Spanish language television program

La Hora de la Papa logo

La Hora de la Papa is a family-oriented entertainment program produced by Televisa and broadcast on Canal de Las Estrellas and Galavision. The show featured sketches, humor, videos and interviews with famous artists.

The show was hosted by Arath de la Torre and Galilea Montijo. La Hora de la Papa went off-air on October 5, 2007; the reasons are still unknown.

==Producers==
The show's writers were Cesar Gonzales "El Pollo" and Manuel Rodiguez, both of whom previously worked on El Privilegio de Mandar and are current writers of La Hora Pico and La Parodia. Reynaldo López, producer of the previously mentioned TV shows, was in charge of the production.

==Plot==
The show usually started with Claudio Herrera "El Hacker" segment called "Los Videos de La Web", showing online video content. It was first in this program when the video "La caida de Edgar" Edgar's fall was shown. Carlos Trejo was invited at least twice a week to talk about his paranormal investigations. They also invited many famous Mexican artists for interviews. Live music was also part of the show, bringing many music artists like RBD. Gustavo Murguía "Paul Yester" was the joker of the show, often telling black jokes and children jokes.

For some time, they held contests and games such as "El Rompecabezas" or the "puzzle" where two people had to answer questions and whoever had the right one had to choose a puzzle piece, and they had to guess who the artist was. "La Papa Caliente" was also a popular game, often played by famous artists like Liliana Arriaga "La Chupitos".

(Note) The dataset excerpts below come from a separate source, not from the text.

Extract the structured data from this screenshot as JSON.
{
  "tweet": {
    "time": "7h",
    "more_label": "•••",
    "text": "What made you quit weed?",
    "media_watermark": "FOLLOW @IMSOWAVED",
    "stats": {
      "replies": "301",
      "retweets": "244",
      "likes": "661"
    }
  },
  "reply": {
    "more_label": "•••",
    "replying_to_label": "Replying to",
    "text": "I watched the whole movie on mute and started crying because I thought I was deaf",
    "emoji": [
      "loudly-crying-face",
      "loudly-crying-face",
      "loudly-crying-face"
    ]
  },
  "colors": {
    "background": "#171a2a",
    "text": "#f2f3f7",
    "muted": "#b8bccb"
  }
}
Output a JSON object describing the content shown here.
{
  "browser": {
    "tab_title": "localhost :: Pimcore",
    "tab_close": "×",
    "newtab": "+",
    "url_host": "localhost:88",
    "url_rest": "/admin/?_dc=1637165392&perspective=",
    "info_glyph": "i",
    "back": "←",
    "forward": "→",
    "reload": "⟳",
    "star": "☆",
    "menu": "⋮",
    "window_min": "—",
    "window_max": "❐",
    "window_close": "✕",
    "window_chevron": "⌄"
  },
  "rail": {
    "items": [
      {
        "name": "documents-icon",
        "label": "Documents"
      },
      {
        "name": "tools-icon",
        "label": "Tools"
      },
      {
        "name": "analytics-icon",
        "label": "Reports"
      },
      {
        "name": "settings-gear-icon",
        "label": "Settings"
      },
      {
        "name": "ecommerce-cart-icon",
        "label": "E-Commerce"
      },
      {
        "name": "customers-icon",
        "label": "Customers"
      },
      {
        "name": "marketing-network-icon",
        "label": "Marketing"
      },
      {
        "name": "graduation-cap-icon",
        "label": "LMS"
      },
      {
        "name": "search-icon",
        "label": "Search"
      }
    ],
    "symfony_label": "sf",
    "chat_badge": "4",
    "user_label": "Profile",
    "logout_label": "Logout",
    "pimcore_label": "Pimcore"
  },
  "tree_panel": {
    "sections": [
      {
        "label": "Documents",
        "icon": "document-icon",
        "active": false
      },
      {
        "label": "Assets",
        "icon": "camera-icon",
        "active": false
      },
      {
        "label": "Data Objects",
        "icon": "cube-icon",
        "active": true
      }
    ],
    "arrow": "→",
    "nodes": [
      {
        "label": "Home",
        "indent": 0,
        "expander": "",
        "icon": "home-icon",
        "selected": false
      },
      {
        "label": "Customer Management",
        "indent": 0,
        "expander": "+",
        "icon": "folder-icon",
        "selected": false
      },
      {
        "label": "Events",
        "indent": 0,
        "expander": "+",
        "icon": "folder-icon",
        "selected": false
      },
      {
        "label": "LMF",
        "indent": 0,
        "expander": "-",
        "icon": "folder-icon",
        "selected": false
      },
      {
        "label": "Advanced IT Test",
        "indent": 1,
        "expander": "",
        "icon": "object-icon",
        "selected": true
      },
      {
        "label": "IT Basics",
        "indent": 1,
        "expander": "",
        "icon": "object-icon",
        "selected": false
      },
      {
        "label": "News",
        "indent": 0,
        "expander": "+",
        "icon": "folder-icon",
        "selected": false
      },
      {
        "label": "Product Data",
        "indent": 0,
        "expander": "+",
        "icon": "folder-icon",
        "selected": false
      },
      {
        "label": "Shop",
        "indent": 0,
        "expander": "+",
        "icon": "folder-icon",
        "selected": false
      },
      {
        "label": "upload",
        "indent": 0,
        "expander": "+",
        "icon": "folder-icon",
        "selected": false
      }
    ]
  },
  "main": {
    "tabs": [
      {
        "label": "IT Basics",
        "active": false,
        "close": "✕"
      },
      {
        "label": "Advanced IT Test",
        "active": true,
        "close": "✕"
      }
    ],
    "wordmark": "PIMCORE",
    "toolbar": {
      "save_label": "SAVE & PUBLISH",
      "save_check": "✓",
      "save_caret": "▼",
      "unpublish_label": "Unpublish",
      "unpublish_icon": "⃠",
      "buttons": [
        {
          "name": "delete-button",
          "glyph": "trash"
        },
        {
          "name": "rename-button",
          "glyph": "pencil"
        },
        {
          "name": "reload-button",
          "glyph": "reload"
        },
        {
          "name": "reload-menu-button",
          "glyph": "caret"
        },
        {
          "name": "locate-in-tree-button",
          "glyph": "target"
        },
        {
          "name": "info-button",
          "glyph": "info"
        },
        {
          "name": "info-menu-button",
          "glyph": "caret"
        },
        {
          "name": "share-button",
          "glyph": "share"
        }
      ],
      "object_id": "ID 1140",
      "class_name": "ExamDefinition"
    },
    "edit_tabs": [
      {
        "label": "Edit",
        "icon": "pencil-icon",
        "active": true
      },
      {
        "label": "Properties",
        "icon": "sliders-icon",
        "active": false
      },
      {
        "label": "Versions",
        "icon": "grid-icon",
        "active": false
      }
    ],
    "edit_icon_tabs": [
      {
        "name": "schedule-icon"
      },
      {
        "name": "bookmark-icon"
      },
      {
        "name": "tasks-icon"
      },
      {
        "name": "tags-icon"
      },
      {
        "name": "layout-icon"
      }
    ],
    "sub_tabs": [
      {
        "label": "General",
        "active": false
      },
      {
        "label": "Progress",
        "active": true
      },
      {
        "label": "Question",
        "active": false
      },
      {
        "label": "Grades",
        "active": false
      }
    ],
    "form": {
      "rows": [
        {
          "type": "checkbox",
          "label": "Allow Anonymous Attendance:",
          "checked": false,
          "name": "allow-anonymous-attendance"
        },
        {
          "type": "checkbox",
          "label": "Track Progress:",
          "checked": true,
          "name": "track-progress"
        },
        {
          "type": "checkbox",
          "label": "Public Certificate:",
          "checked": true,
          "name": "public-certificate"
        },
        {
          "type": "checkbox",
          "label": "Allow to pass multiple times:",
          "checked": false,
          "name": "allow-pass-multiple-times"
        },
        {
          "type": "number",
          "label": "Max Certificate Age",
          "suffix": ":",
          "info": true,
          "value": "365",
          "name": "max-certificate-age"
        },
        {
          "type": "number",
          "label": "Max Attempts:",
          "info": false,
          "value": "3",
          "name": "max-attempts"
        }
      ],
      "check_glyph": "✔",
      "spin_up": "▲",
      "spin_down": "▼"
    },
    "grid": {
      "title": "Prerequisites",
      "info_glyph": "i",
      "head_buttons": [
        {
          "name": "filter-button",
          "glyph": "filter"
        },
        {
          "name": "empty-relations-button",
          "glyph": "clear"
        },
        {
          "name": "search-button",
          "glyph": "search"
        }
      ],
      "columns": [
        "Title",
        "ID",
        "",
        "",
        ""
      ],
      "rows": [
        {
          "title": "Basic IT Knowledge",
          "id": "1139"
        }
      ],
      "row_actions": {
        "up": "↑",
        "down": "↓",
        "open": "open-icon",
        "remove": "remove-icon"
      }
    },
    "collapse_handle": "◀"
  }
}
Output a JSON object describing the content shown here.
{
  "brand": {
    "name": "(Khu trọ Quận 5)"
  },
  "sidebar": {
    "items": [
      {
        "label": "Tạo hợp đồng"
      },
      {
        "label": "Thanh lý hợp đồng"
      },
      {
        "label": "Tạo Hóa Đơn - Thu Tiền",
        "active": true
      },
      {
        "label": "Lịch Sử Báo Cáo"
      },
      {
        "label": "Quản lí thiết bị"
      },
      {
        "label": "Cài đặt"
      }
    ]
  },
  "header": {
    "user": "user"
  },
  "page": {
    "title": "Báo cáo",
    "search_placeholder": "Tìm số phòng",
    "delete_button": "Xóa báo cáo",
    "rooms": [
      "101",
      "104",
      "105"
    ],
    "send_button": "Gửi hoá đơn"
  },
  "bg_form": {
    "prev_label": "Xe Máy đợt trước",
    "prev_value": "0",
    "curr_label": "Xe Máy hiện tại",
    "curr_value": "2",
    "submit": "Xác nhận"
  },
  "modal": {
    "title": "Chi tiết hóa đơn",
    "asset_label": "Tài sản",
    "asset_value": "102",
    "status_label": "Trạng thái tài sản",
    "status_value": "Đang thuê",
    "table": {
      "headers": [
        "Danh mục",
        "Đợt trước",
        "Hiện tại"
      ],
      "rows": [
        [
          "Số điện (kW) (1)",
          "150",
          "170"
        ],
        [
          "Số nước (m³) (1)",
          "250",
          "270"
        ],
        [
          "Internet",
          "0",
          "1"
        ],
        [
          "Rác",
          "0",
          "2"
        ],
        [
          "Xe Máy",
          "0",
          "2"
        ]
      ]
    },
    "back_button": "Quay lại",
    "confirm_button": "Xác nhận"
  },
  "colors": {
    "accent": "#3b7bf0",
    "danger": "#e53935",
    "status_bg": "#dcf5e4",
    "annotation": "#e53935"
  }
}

Galilea and Jackie Garcia had their own segments discussing health and beauty tips. Carlos Gallegos "El Inspector" often showed his investigations on corruption, crimes and other city problems.

Every day, they offered a variety of fresh material and during special events like Elvis Presley's birthday, every one on the show wore rock-n-roll costumes.

==Cancellation==
A few days before the show was cancelled, Arath de la Torre announced that the show would be canceled for unknown reasons. Many people on the internet speculated that the show had low ratings. La Hora de la Papa was last aired on Friday, October 5, 2007. The show was replaced by La familia P. Luche in Mexico and Humor es Los Comediantes and Chiquitibum in the USA.